To implement this filter in Verilog, first we have to configure through parameters the input and output widths, and also an internal width. The filter I have design has 2 AXI4 Stream interfaces for input and output data, so we will have to declare them in the ports list. Also, a input for the shift value will be added.

/**
  Module name:  axis_lpf_shifted_v1_0
  Author: P Trujillo (pablo@controlpaths.com)
  Date: May 2021
  Description: Module to implement a 8th order FIR filter
  Revision: 1.0 Module created
**/

module axis_lpf_shifted_v1_0 #(
  parameter inout_width = 16,
  parameter inout_decimal_width = 15,
  parameter internal_width = 16,
  parameter internal_decimal_width = 15
  )(
  input aclk,
  input resetn,

  input [4:0] i5_alpha, /* alpha input in shift value */

  /* slave axis interface */
  input [inout_width-1:0] s_axis_tdata,
  input s_axis_tlast,
  input s_axis_tvalid,
  output s_axis_tready,

  /* master axis interface */
  output [inout_width-1:0] m_axis_tdata,
  output reg m_axis_tlast,
  output reg m_axis_tvalid,
  input m_axis_tready
  );

  localparam inout_integer_width = inout_width - inout_decimal_width; /* compute integer width */
  localparam internal_integer_width = internal_width - internal_decimal_width; /* compute integer width */

  wire signed [internal_width-1:0] input_int; /* input data internal size */
  reg signed [internal_width-1:0] reg_output_int; /* output internal size */

  /* resize signals to internal width */
  assign input_int = { {(internal_integer_width-inout_integer_width){s_axis_tdata[inout_width-1]}},
                            s_axis_tdata,
                            {(internal_decimal_width-inout_decimal_width){1'b0}} };

  /* tlast management */
  always @(posedge aclk)
    if (!resetn)
      m_axis_tlast <= 1'b0;
    else
      if (s_axis_tvalid)
        m_axis_tlast <= s_axis_tlast;

  /* tvalid management */
  always @(posedge aclk)
    if (!resetn)
      m_axis_tvalid <= 1'b0;
    else
      m_axis_tvalid <= s_axis_tvalid;
  
  /* filter kernel */
  always @(posedge aclk)
    if (!resetn)
      reg_output_int <= {inout_width{1'b0}};
    else
      if (s_axis_tvalid)
        reg_output_int <= reg_output_int + ((input_int - reg_output_int) >>> i5_alpha);
  
  /* resize for inout width */
  assign m_axis_tdata = reg_output_int >>> (internal_decimal_width-inout_decimal_width);


endmodule

Now, before the AXI4 Stream bus management, we can see a procedural block with the filter kernel, which is simply an addition and a subtraction, and the shift.

It is important to notice that if the subtraction input_int – reg_output_int is less than 2^i5_alpha, this term is zero, so this filter has an error in DC. This error can be eliminated by detecting the zero condition of this subtraction and adding directly the necessary amount, producing a zero error in DC.

I have simulated the module for a 100 ksps sampling frequency and 2 values of shift, 8 and 4. Then a step signal has been used to check the output response and these are the results.

We can see how the response of the Verilog module is the same as the MATLAB output.
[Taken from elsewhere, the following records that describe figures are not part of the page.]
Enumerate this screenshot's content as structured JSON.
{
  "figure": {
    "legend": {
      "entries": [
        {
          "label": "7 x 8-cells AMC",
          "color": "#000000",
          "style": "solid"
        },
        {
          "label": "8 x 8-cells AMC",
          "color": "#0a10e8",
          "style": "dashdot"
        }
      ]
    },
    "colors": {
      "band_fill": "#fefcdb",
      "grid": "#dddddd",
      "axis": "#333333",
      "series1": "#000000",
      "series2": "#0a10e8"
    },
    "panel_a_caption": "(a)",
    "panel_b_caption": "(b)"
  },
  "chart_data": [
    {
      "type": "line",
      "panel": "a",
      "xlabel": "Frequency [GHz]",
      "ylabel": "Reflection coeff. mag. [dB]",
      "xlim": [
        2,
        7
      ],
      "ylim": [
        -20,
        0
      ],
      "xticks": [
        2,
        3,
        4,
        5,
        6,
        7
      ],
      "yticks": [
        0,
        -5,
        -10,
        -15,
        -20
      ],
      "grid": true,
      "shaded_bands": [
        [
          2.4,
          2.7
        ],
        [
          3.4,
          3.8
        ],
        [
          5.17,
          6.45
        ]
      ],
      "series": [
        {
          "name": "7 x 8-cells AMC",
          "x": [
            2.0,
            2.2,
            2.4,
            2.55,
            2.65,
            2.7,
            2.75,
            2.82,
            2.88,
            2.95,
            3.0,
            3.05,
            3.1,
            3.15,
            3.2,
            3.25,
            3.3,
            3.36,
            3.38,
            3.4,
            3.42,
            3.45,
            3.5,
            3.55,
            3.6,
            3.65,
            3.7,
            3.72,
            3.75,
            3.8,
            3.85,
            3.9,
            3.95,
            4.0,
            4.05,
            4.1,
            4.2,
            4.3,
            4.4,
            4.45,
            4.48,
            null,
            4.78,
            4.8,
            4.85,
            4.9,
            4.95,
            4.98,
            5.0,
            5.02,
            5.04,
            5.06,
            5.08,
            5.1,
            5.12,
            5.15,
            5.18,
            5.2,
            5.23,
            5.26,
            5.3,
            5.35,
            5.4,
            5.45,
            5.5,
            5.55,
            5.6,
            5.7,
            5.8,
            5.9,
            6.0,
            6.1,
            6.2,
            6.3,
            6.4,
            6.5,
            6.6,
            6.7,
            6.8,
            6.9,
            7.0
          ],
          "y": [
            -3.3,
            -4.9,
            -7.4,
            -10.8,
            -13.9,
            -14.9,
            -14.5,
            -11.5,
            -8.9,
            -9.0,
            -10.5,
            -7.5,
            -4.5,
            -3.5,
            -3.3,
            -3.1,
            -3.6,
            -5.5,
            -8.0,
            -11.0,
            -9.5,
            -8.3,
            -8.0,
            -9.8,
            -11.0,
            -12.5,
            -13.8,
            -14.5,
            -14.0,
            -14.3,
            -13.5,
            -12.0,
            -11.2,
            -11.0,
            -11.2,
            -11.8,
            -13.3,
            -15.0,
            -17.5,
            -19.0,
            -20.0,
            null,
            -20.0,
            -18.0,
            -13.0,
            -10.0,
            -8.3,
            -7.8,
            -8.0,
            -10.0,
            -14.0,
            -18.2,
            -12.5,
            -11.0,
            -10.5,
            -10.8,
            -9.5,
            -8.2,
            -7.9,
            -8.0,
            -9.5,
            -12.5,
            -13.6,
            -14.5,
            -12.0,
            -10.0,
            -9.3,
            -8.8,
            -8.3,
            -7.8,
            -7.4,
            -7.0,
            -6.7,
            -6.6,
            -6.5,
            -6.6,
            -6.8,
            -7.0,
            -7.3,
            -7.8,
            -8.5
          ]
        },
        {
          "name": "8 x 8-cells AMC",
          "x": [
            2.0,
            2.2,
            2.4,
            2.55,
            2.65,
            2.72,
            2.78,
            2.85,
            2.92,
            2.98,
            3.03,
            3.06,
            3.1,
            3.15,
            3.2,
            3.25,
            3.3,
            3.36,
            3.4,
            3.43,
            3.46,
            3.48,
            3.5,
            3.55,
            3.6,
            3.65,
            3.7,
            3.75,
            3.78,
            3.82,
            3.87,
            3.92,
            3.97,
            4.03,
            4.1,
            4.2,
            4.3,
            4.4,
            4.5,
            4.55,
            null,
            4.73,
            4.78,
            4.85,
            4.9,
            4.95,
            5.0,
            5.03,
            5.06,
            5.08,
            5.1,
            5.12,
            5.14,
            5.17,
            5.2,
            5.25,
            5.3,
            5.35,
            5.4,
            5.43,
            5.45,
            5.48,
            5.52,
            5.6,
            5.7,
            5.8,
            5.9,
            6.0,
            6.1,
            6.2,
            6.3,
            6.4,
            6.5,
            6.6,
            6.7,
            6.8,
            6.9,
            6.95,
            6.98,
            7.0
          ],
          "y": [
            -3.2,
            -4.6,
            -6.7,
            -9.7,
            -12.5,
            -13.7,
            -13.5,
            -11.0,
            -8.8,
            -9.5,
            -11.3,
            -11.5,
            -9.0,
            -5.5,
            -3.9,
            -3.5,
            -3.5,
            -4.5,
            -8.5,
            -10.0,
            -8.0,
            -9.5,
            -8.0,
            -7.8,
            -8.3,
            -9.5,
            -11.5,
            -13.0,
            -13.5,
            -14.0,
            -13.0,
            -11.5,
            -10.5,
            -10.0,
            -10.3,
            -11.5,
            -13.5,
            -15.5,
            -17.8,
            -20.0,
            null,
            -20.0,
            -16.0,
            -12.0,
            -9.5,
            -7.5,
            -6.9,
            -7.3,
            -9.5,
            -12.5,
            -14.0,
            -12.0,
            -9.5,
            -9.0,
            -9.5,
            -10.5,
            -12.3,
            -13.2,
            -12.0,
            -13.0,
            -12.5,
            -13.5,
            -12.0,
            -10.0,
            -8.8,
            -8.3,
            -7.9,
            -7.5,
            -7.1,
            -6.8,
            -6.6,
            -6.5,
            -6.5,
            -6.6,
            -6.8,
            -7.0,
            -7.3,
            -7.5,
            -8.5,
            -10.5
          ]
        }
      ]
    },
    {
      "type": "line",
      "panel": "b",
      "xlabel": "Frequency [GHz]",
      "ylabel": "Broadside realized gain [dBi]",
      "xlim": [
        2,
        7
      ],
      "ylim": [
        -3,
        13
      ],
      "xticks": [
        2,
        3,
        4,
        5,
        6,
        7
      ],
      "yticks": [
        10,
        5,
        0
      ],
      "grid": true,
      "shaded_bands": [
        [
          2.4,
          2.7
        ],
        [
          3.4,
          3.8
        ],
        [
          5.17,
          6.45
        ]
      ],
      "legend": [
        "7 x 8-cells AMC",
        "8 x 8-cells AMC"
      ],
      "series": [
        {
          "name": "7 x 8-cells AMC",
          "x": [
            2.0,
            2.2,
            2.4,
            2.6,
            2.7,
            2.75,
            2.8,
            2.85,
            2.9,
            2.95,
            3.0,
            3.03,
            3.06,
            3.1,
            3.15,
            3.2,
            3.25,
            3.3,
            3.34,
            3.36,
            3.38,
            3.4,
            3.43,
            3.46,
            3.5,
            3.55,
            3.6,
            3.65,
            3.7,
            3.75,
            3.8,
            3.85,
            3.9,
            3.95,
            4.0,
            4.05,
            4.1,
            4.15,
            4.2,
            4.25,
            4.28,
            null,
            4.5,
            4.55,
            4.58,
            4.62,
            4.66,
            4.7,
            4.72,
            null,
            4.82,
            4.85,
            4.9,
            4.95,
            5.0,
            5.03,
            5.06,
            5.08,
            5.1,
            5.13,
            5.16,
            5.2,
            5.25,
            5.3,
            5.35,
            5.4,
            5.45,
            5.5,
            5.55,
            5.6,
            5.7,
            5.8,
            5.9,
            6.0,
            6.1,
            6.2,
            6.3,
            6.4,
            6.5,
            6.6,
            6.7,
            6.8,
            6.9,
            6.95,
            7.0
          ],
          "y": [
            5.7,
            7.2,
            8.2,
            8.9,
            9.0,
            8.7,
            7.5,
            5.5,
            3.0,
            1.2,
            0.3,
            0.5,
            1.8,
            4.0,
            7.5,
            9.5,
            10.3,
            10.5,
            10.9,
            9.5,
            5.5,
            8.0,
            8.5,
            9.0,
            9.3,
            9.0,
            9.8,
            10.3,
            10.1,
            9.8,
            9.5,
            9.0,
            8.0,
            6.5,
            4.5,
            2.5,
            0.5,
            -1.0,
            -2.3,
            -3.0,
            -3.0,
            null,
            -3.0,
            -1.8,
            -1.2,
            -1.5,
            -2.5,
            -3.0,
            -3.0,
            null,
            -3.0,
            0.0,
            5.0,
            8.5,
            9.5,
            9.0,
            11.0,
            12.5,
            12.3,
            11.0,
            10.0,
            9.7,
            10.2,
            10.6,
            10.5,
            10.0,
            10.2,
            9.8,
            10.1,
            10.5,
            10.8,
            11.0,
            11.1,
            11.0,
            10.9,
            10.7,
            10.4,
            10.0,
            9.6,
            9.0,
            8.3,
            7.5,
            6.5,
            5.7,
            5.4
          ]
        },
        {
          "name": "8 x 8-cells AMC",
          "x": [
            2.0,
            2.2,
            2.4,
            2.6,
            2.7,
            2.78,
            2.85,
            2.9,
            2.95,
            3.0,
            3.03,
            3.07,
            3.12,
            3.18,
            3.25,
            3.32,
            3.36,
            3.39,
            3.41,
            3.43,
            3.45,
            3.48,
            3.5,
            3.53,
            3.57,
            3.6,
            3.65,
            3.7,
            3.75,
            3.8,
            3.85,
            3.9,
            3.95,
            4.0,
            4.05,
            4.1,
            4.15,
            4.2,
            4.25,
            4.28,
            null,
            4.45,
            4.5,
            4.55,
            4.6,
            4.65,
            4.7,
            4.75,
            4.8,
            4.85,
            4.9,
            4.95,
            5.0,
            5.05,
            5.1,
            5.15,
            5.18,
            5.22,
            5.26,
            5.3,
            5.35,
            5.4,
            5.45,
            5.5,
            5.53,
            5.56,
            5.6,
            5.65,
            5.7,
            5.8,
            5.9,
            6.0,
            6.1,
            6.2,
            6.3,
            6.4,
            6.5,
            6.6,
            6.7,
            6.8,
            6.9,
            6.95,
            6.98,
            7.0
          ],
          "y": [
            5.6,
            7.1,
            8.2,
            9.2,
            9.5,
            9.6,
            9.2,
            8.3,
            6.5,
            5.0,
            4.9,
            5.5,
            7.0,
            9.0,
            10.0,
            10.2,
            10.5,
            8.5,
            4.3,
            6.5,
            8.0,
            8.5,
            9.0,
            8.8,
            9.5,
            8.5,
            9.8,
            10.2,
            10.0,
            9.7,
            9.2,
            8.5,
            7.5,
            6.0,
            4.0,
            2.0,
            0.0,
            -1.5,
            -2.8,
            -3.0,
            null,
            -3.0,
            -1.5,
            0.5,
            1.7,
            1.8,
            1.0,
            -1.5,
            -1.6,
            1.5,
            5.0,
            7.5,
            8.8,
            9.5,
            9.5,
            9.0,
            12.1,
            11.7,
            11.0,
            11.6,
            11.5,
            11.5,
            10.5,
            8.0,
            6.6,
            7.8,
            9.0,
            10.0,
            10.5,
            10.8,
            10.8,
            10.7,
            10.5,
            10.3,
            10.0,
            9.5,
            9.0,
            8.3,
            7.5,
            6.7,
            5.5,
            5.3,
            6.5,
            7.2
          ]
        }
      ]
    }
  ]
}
This filter has been implemented for an SmartFusion 2 SoC M2S010. The resources used by the filter are shown in the next table.

You can see that the filter is very cheap in terms of resources, but the cost is that the available cutoff frequencies are limited. We can improve the response by changing the sampling frequency, and always thinking in the aliasing. I think that it is an interesting Verilog module that we can add to our toolbox, and can get us out of trouble.

All the files are available on Github.